German-Lebanese actor (born 1976)

Kida Khodr Ramadan (born 8 October 1976) is a German actor, director and screenwriter. He has won several awards for his portrayal of Ali "Toni" Hamady in the German drama series 4 Blocks.

== Early life ==
Kida Khodr Ramadan was born in 1976 in Beirut, Lebanon, the fifth child of a Mhallami father from Lebanon and a Mhallami mother from Turkey. His father, Mohamad Ramadan, was a successful businessman representing Persil Lebanon. As the Lebanese Civil War worsened—particularly in East Beirut, where they lived—relatives were killed and Mohamad was injured by shrapnel, prompting the family to flee. They chose Germany after securing the first available visa and initially lived in an asylum hostel in West Berlin’s Kreuzberg district. Mohamad later worked at Burger King before opening his own steakhouse restaurants.

Ramadan went to the Hector-Peterson-Gesamtschule school in Kreuzberg. He said high school did not interest him and he left without qualification, and entered the local hip-hop and breakdance scene. He partook in street performances with Turkish and Arabic-speaking youths at Kurfürstendamm and elsewhere.

== Career ==
The Turkish-German director Neco Çelik gave Ramadan his first break in 2003 after meeting him at a summer camp, giving him a role in Alltag (Everyday), a story about two youngsters who rob a bookies in Kreuzberg.

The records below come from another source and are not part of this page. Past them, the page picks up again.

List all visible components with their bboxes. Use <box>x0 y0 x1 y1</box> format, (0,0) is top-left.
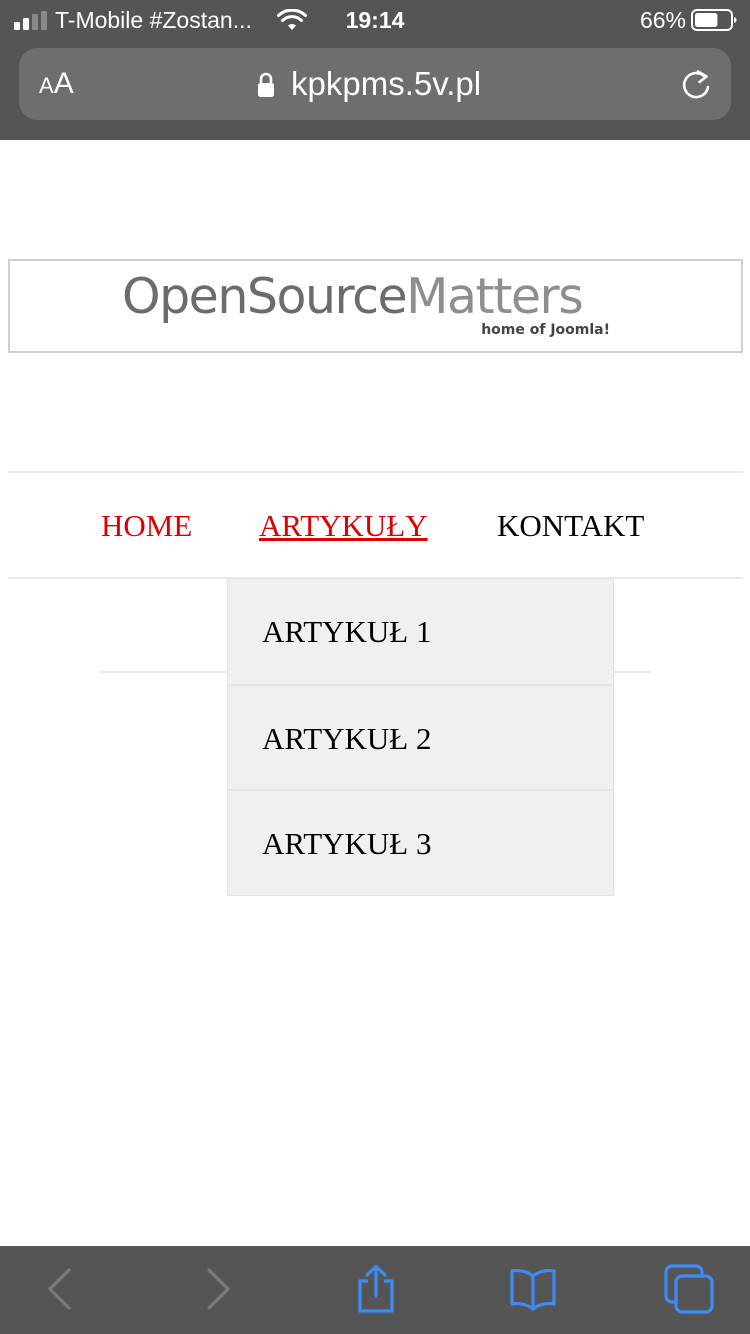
nav-top-divider <box>8 471 743 473</box>
articles-dropdown-menu: ARTYKUŁ 1 ARTYKUŁ 2 ARTYKUŁ 3 <box>227 578 614 896</box>
site-logo: OpenSourceMatters <box>122 268 584 325</box>
site-banner[interactable]: OpenSourceMatters home of Joomla! <box>8 259 743 353</box>
reload-icon[interactable] <box>679 68 713 102</box>
url-text[interactable]: kpkpms.5v.pl <box>291 65 481 103</box>
status-bar: T-Mobile #Zostan... 19:14 66% <box>0 0 750 40</box>
logo-tagline: home of Joomla! <box>481 322 610 338</box>
battery-icon <box>691 9 737 31</box>
address-bar[interactable]: AA kpkpms.5v.pl <box>19 48 731 120</box>
share-icon[interactable] <box>351 1264 401 1314</box>
tabs-icon[interactable] <box>664 1264 714 1314</box>
browser-address-area: AA kpkpms.5v.pl <box>0 40 750 140</box>
forward-arrow-icon[interactable] <box>192 1264 242 1314</box>
browser-toolbar <box>0 1246 750 1334</box>
lock-icon <box>258 72 274 97</box>
dropdown-item-article-2[interactable]: ARTYKUŁ 2 <box>228 684 613 789</box>
nav-item-home[interactable]: HOME <box>101 506 192 546</box>
text-size-button[interactable]: AA <box>39 66 74 102</box>
back-arrow-icon[interactable] <box>36 1264 86 1314</box>
status-time: 19:14 <box>345 7 405 33</box>
dropdown-item-article-1[interactable]: ARTYKUŁ 1 <box>228 579 613 684</box>
nav-item-contact[interactable]: KONTAKT <box>497 506 644 546</box>
battery-percent: 66% <box>639 7 686 33</box>
bookmarks-icon[interactable] <box>508 1264 558 1314</box>
nav-item-articles[interactable]: ARTYKUŁY <box>259 506 428 546</box>
dropdown-item-article-3[interactable]: ARTYKUŁ 3 <box>228 789 613 894</box>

His first project as solo director was "In Berlin wächst kein Orangenbaum" (In Berlin, No Orange Tree Grows), also as writer with Juri Sternburg, and producer, premiered at Filmfest München Pop-up 2020.

== Personal life ==
Ramadan married Meryem in Turkey in 1996, and the couple have six children. He is the uncle of Omar Bugiel, a Lebanese international footballer.

A competitive boules player, he resides in Berlin and is fluent in German, Arabic, Turkish, and Kurdish. Ramadan lives in Berlin.